My Profile Photo

Sheogorath's Blog

Hetzner and Cloudflare

Today I learned that Hetzner relies on Cloudflare to work. The Hetzner API suddenly stops responding and sends you an HTTP 503, all three of their nameserver 213.133.99.99, 213.133.100.100 and 213.133.98.98, go down, because they are no proper recursive nameservers but just forwarder for Cloudflare’s 1.1.1.1 as it seems. And generally speaking things all over the place fall apart. The good news is, my servers continued running. Sadly my entire CI environment went down as both, Digital ocean and as it now turns out Hetzner heavily rely on the availability of Cloudflare to function.

As of today, there was a downtime of Cloudflare in the late evening. To my personal anger this resulted in various of my Services no longer working even when they were entirely independent from Cloudflare. And this resulted in this post.

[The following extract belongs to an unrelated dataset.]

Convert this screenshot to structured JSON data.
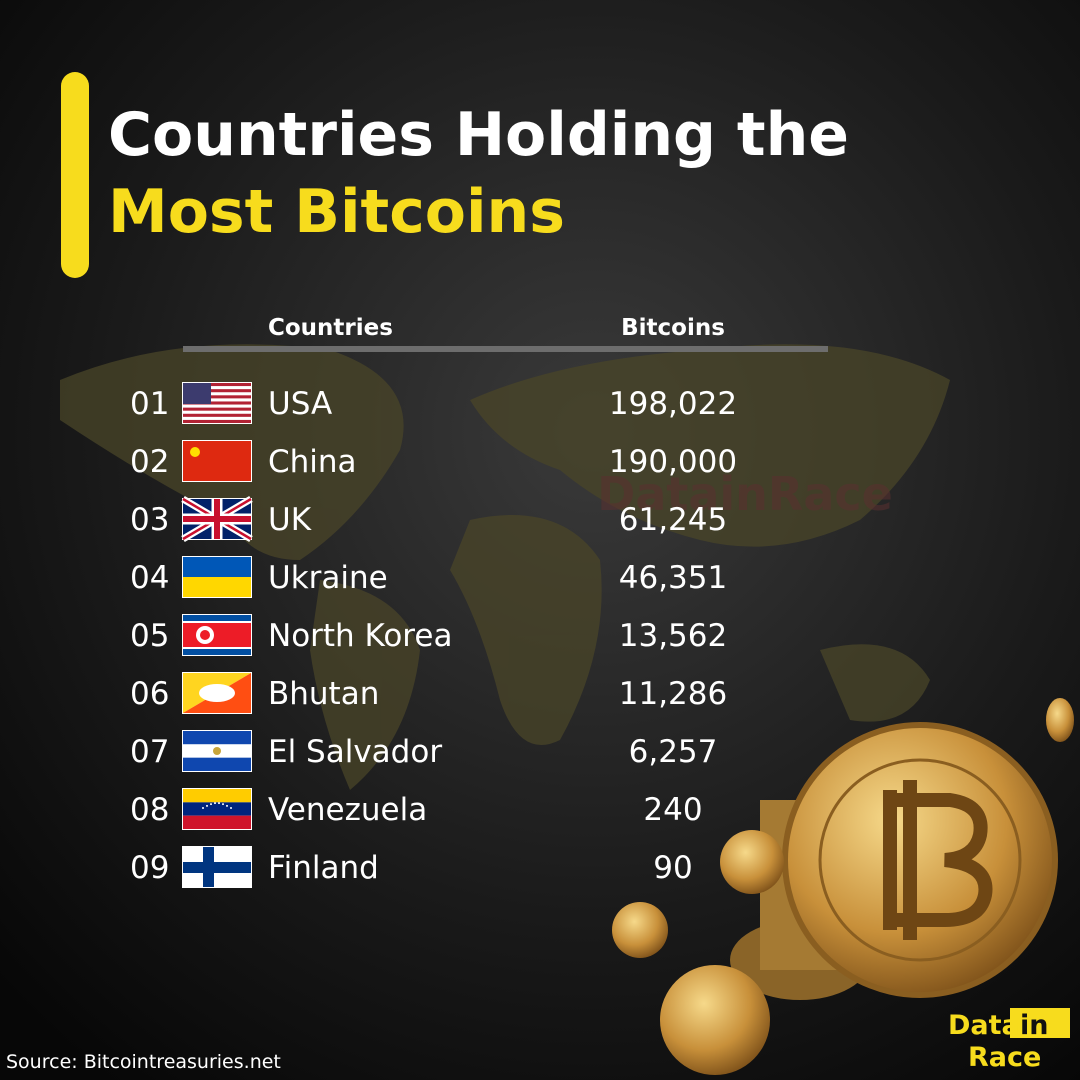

Lessons learned: Don’t rely on your Hoster’s DNS servers. Run your own, and you know they’ll work or simply use 1.1.1.1, 8.8.8.8 and 9.9.9.9, it’s still more reliable than what Hetzner provides you by default as setting 3(!) DNS server up as forward to 1(!) DNS provider for literally no reason.

Correction: After the DNS Servers came back, I did some further testing. It seems like my assumption that they are forwarding DNS requests to 1.1.1.1 was wrong. The unavailability during the Cloudflare outage had other reasons. I still think it was somehow originating in the Cloudflare outage, which I think might makes the whole situation just worse.

Update 2020-07-20: Today Hetzner published some aftermath of the situation:

“We have since found the underlying cause of the DNS issue. Because of a faulty router configuration at Cloudflare, a large number of domains on Cloudflare’s authoritative DNS servers could not be resolved. Our system, which includes active and standby recursive name servers, is designed to optimize availability. But the fault originating at Cloudflare overwhelmed our system. The load on our recursive name servers skyrocketed by approximately 1000 %, and this caused our recursive name servers to go down.””